Brandeis started his legal career in the 1890s defending small firms against large firms, and in the process, he developed a distinct animus toward large corporations. For him, the only reason firms sought bigness was to exploit monopoly power, and the only way they attained bigness was through cheating. As the economic historian Thomas K. McGraw writes, “Early in his career, Brandeis decided that big business could become big only through illegitimate means. By his frequent references to the ‘curse of bigness,’ he meant that bigness itself was the mark of Cain, a sign of prior sinning.”
Moreover, Brandeis went to great pains to try to paint small firms as being as efficient as large ones, declaring in testimony before the U.S. Senate in 1911, for example, that “a corporation may well be too large to be the most efficient instrument of production and of distribution.” Indeed, he had to make this claim, for the vast increases in efficiencies (and resulting living standards) that large corporations were bringing to America was the Achilles heel of Brandeisianism. He knew that if people understood that big companies were more efficient, they would also understand that breaking them up would hurt workers and consumers. Today’s neo-Brandeisians make the same argument as Matt Stoller did when he tweeted that “I’m increasingly convinced the biggest con in business history is the notion of ‘economies of scale.”

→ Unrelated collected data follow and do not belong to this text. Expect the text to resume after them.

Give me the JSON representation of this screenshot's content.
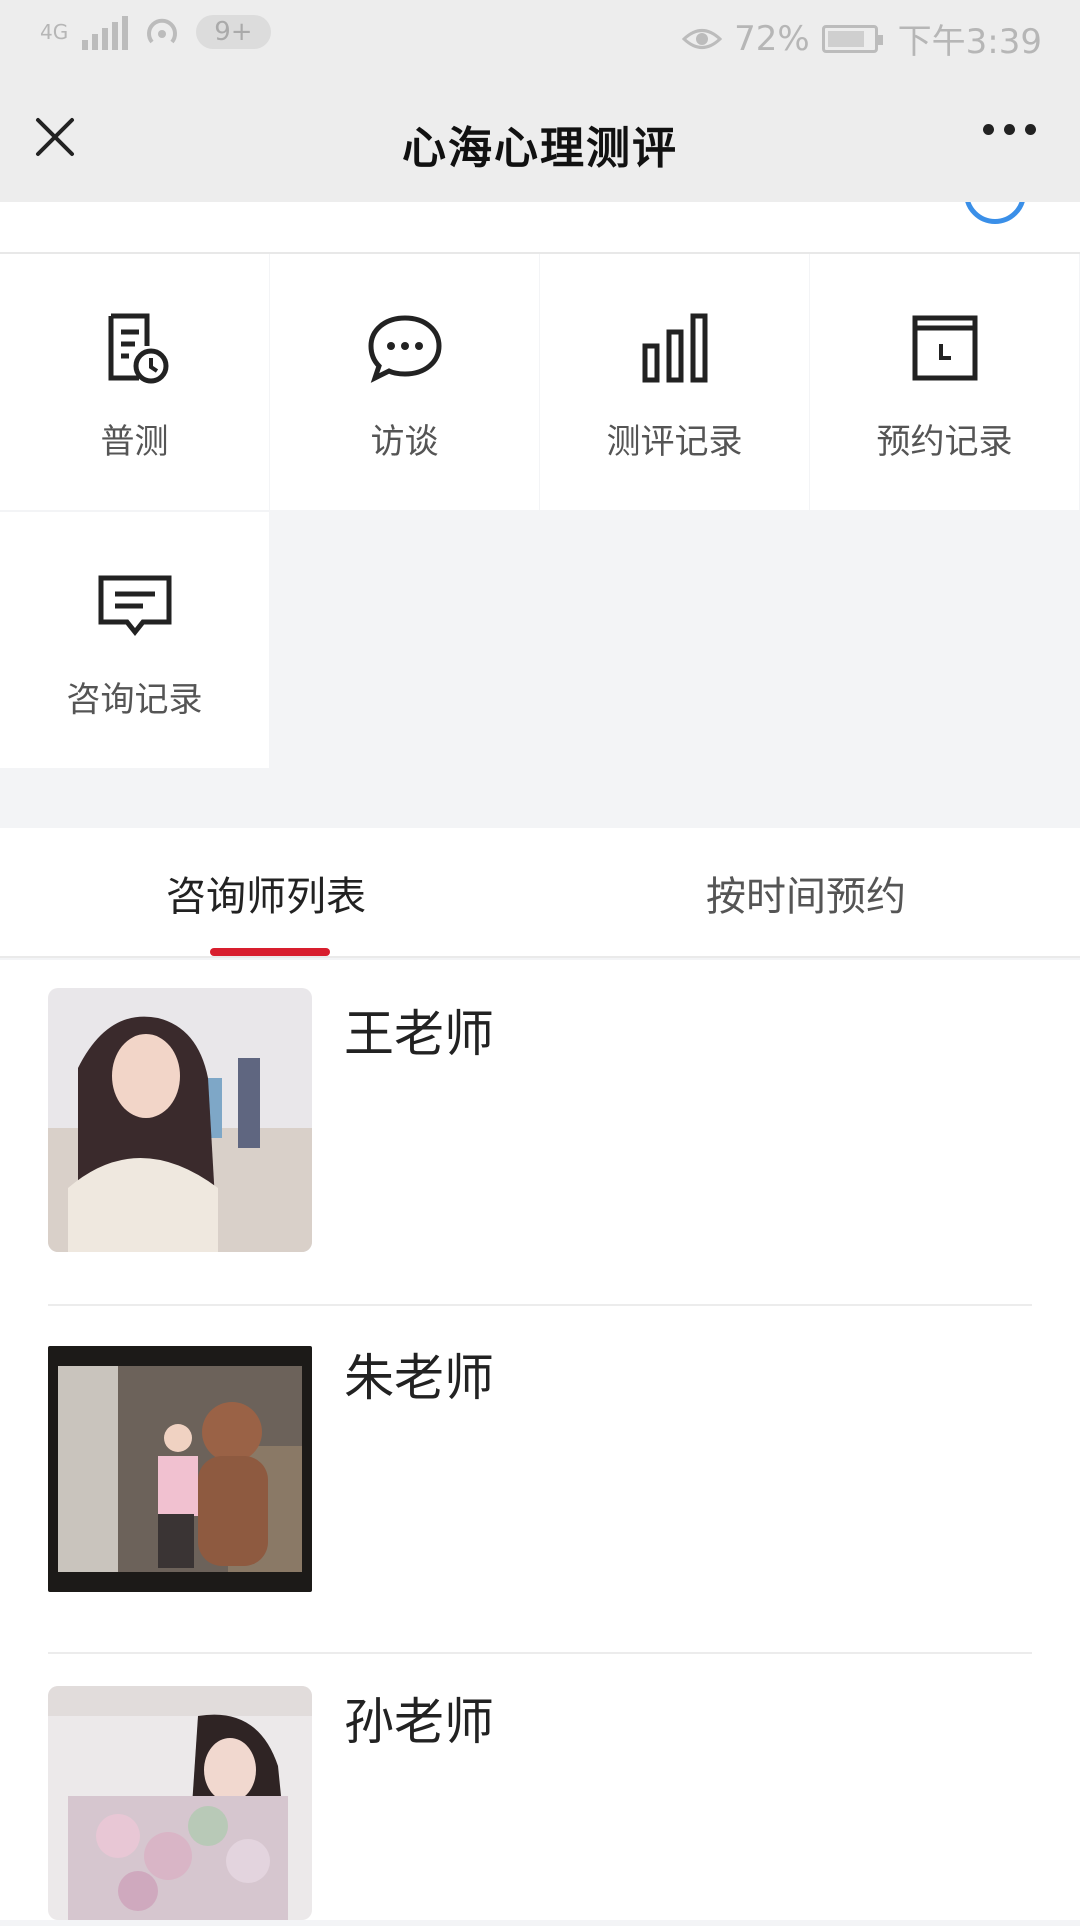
{
  "status_bar": {
    "network": "4G",
    "notification_badge": "9+",
    "battery": "72%",
    "time": "下午3:39"
  },
  "nav": {
    "title": "心海心理测评"
  },
  "grid_items": [
    {
      "label": "普测",
      "icon": "report-clock-icon"
    },
    {
      "label": "访谈",
      "icon": "chat-bubble-icon"
    },
    {
      "label": "测评记录",
      "icon": "bar-chart-icon"
    },
    {
      "label": "预约记录",
      "icon": "calendar-clock-icon"
    },
    {
      "label": "咨询记录",
      "icon": "message-box-icon"
    }
  ],
  "tabs": [
    {
      "label": "咨询师列表",
      "active": true
    },
    {
      "label": "按时间预约",
      "active": false
    }
  ],
  "counselors": [
    {
      "name": "王老师"
    },
    {
      "name": "朱老师"
    },
    {
      "name": "孙老师"
    }
  ],
  "colors": {
    "accent": "#d81e2e",
    "link": "#3a8fe8"
  }
}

Far from defending freedom and democracy for ordinary Americans against plutocracy, Brandeisianism served the selfish economic interests and social prestige of the “local notables” or petty oligarchs of rural and small-town America, particularly in the South and Southwest and Midwest. The very regions that were the most supportive of the anti-chain store and unit banking laws that preserved local monopolies for local oligarchs (of which Brandeis was a champion) also tended to be the regions of the country most hostile to laws protecting African Americans, organized labor, women’s rights, anticensorship reforms, and sexual and reproductive rights. Those reforms all enlarged individual freedoms but threatened the provincial elite’s domination of the social order.

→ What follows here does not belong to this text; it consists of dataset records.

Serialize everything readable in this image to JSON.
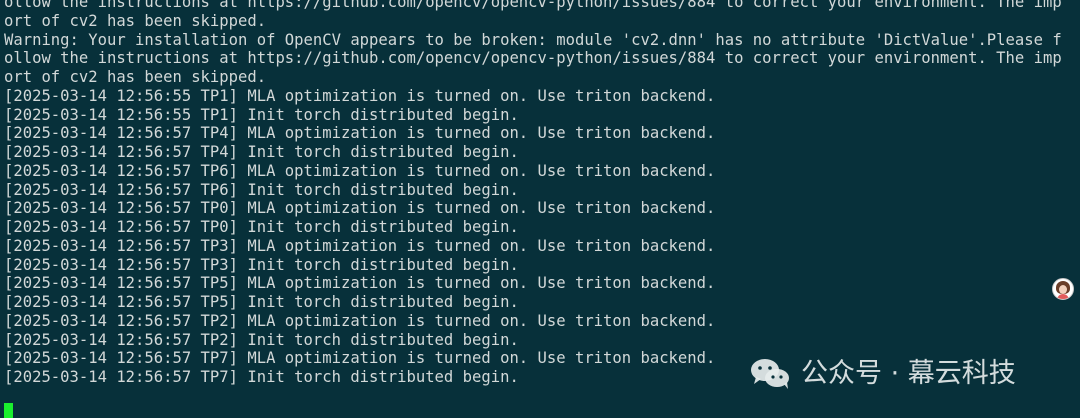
{
  "terminal": {
    "lines": [
      "ollow the instructions at https://github.com/opencv/opencv-python/issues/884 to correct your environment. The imp",
      "ort of cv2 has been skipped.",
      "Warning: Your installation of OpenCV appears to be broken: module 'cv2.dnn' has no attribute 'DictValue'.Please f",
      "ollow the instructions at https://github.com/opencv/opencv-python/issues/884 to correct your environment. The imp",
      "ort of cv2 has been skipped.",
      "[2025-03-14 12:56:55 TP1] MLA optimization is turned on. Use triton backend.",
      "[2025-03-14 12:56:55 TP1] Init torch distributed begin.",
      "[2025-03-14 12:56:57 TP4] MLA optimization is turned on. Use triton backend.",
      "[2025-03-14 12:56:57 TP4] Init torch distributed begin.",
      "[2025-03-14 12:56:57 TP6] MLA optimization is turned on. Use triton backend.",
      "[2025-03-14 12:56:57 TP6] Init torch distributed begin.",
      "[2025-03-14 12:56:57 TP0] MLA optimization is turned on. Use triton backend.",
      "[2025-03-14 12:56:57 TP0] Init torch distributed begin.",
      "[2025-03-14 12:56:57 TP3] MLA optimization is turned on. Use triton backend.",
      "[2025-03-14 12:56:57 TP3] Init torch distributed begin.",
      "[2025-03-14 12:56:57 TP5] MLA optimization is turned on. Use triton backend.",
      "[2025-03-14 12:56:57 TP5] Init torch distributed begin.",
      "[2025-03-14 12:56:57 TP2] MLA optimization is turned on. Use triton backend.",
      "[2025-03-14 12:56:57 TP2] Init torch distributed begin.",
      "[2025-03-14 12:56:57 TP7] MLA optimization is turned on. Use triton backend.",
      "[2025-03-14 12:56:57 TP7] Init torch distributed begin."
    ]
  },
  "watermark": {
    "text": "公众号 · 幕云科技",
    "icon": "wechat-icon"
  },
  "avatar": {
    "icon": "avatar-icon"
  },
  "colors": {
    "background": "#07303a",
    "text": "#d2d8d8",
    "cursor": "#1af02e"
  }
}
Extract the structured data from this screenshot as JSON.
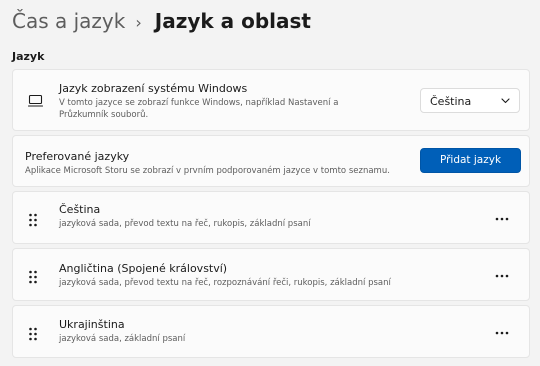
{
  "breadcrumb": {
    "parent": "Čas a jazyk",
    "separator": "›",
    "current": "Jazyk a oblast"
  },
  "section": {
    "label": "Jazyk"
  },
  "display_language": {
    "icon": "monitor-icon",
    "title": "Jazyk zobrazení systému Windows",
    "description": "V tomto jazyce se zobrazí funkce Windows, například Nastavení a Průzkumník souborů.",
    "selected": "Čeština",
    "dropdown_icon": "chevron-down-icon"
  },
  "preferred_languages": {
    "title": "Preferované jazyky",
    "description": "Aplikace Microsoft Storu se zobrazí v prvním podporovaném jazyce v tomto seznamu.",
    "add_button_label": "Přidat jazyk"
  },
  "languages": [
    {
      "name": "Čeština",
      "features": "jazyková sada, převod textu na řeč, rukopis, základní psaní"
    },
    {
      "name": "Angličtina (Spojené království)",
      "features": "jazyková sada, převod textu na řeč, rozpoznávání řeči, rukopis, základní psaní"
    },
    {
      "name": "Ukrajinština",
      "features": "jazyková sada, základní psaní"
    }
  ],
  "colors": {
    "accent": "#005fb8",
    "background": "#f3f3f3",
    "card": "#fbfbfb",
    "secondary_text": "#5d5d5d"
  }
}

When they spoke of freedom, the antimonopolists of the Brandeis school did not mean political and civil freedom for nonwhite Americans, or the economic freedom for consumers to buy goods at the lowest price from the greatest number of producers or distributors, or the freedom of borrowers to obtain credit at the lowest possible rates. No: when Brandeis spoke of freedom, he meant freedom from competition that could undermine the income and social status of small-town merchants and small-town bankers.
As McGraw writes:
In the last analysis, Brandeis’s emphasis on bigness as the essence of the problem doomed to superficiality both his diagnosis and his prescription.… It meant, finally, that he must become in significant measure not the ‘People’s Lawyer’ but the mouthpiece for retail druggists, small shoe manufacturers, and other members of the petite bourgeoisie. These groups, like so many others in American history, were seeking to use the power of government to redress or reverse economic forces that were threatening to render them obsolete. And in Brandeis they found a great advocate.”

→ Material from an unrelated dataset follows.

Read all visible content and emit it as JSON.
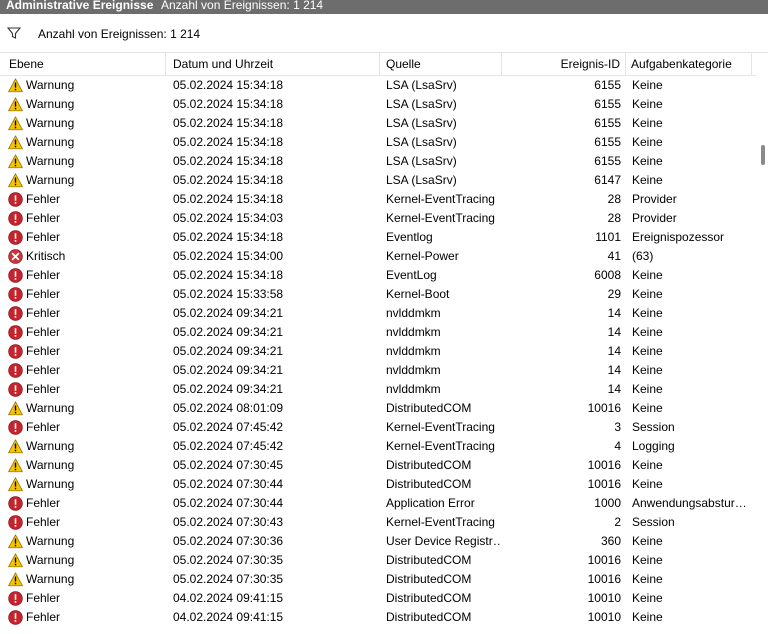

Alas, it’s no different today. Today’s self-proclaimed antitrust populists also want to shift value from consumers to the petite bourgeoise, as Barry Lynn demonstrates in recent House testimony: “the idea that the only purpose of antimonopoly policy is to drive prices down is a grotesque myth.” In other words, the new Brandeisians want to keep prices high (by limiting competition that small businesses face) so these business owners can make higher profits. That may be Brandeisianism, but it’s the opposite of populism.